1. Dan Hicks was born in Tucson on 2 June 1962.
2. Even from an early age, Hicks had ambitions to work for NBC Sports. His mother, Diane, told the student newspaper serving the University of Arizona, The Daily Wildcat: “When he was a little bitty boy, he would say, ‘I’m going to have an NBC Sports job.”
3. Hicks grew up playing basketball, baseball and football, but not golf.
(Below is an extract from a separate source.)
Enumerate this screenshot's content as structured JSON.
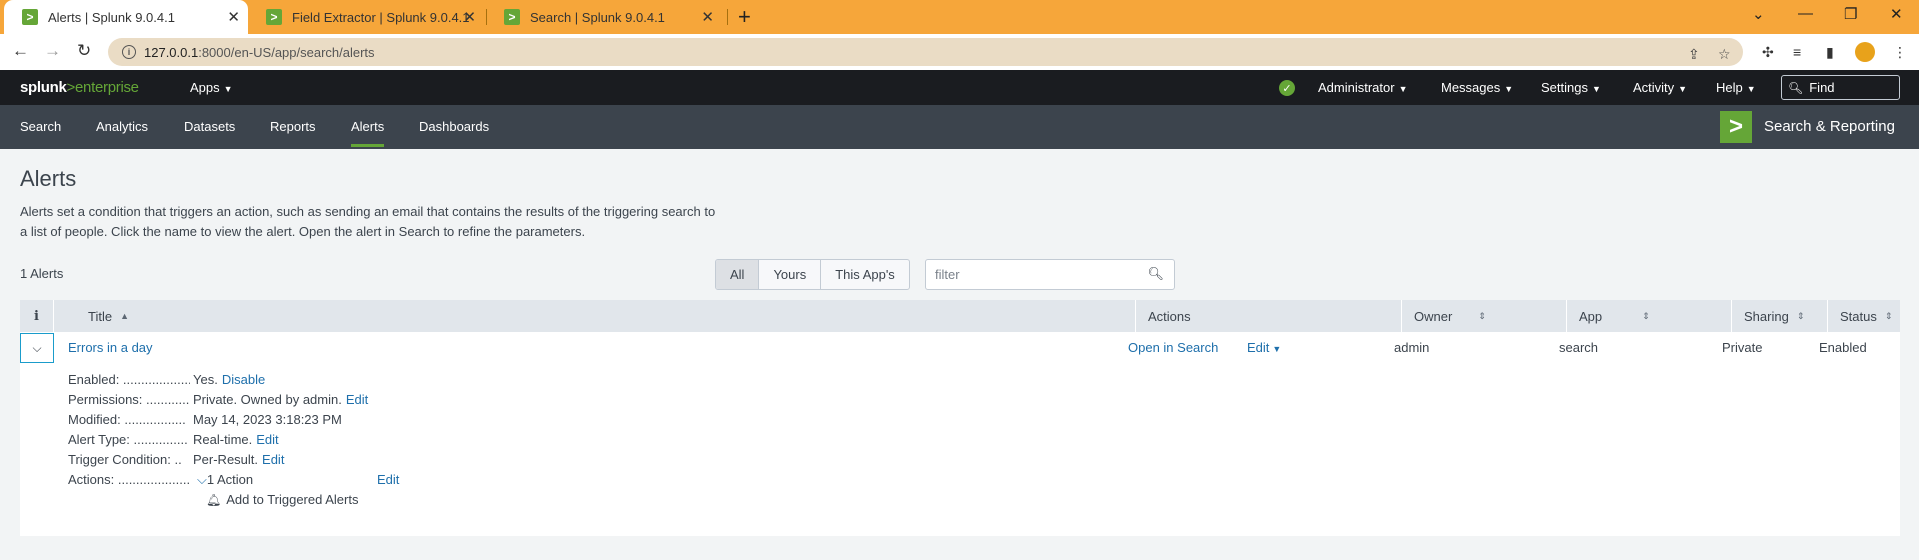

He only picked up the game after injuring his knee playing basketball.
4. Nowadays he is a six handicapper at the game.
5. On the KFFN Spears and Ali podcast, he said the three people he would most love to play golf with are Frank Sinatra, Ben Hogan and Arnold Palmer.
6. In the late 1970s, Hicks would take a tape recorder to Tucson Toros minor league baseball games and call the play-by-play as a learning mechanism.
7. He majored in journalism at the University of Arizona in 1984.
8. While at the university, he performed public address duties for women’s volleyball games.
9. He later became the PA announcer in the Arizona Stadium press box.
10. After beginning his career in radio, he took on the sports anchor role at KVOA in his home city.
11. His first night in the hotseat went badly, though – the teleprompter failed within seconds of going on air, leaving Hicks to improvise.
12. In 1989, he became a sports reporter for CNN in Atlanta.
13. Three years later, he joined NBC Sports, where he has been since.
14. He called his first US Open at Shinnecock in 1992.
15. He has been the lead play-by-play host for NBC’s golf coverage since 2000.
16. He is married to ESPN SportsCenter anchor Hannah Storm.
17. The couple have three daughters - Hannah, Ellery and Riley.
18. One of Hicks’ ambitions is to do the play-by-play for the Super Bowl.
19. As well as golf, Hicks has also covered the NBC’s Olympics coverage, Notre Dame football coverage and the network’s NFL Wild Card Weekend coverage.
20. In 2023, he was inducted into the Pima County Sports Hall of Fame in Arizona.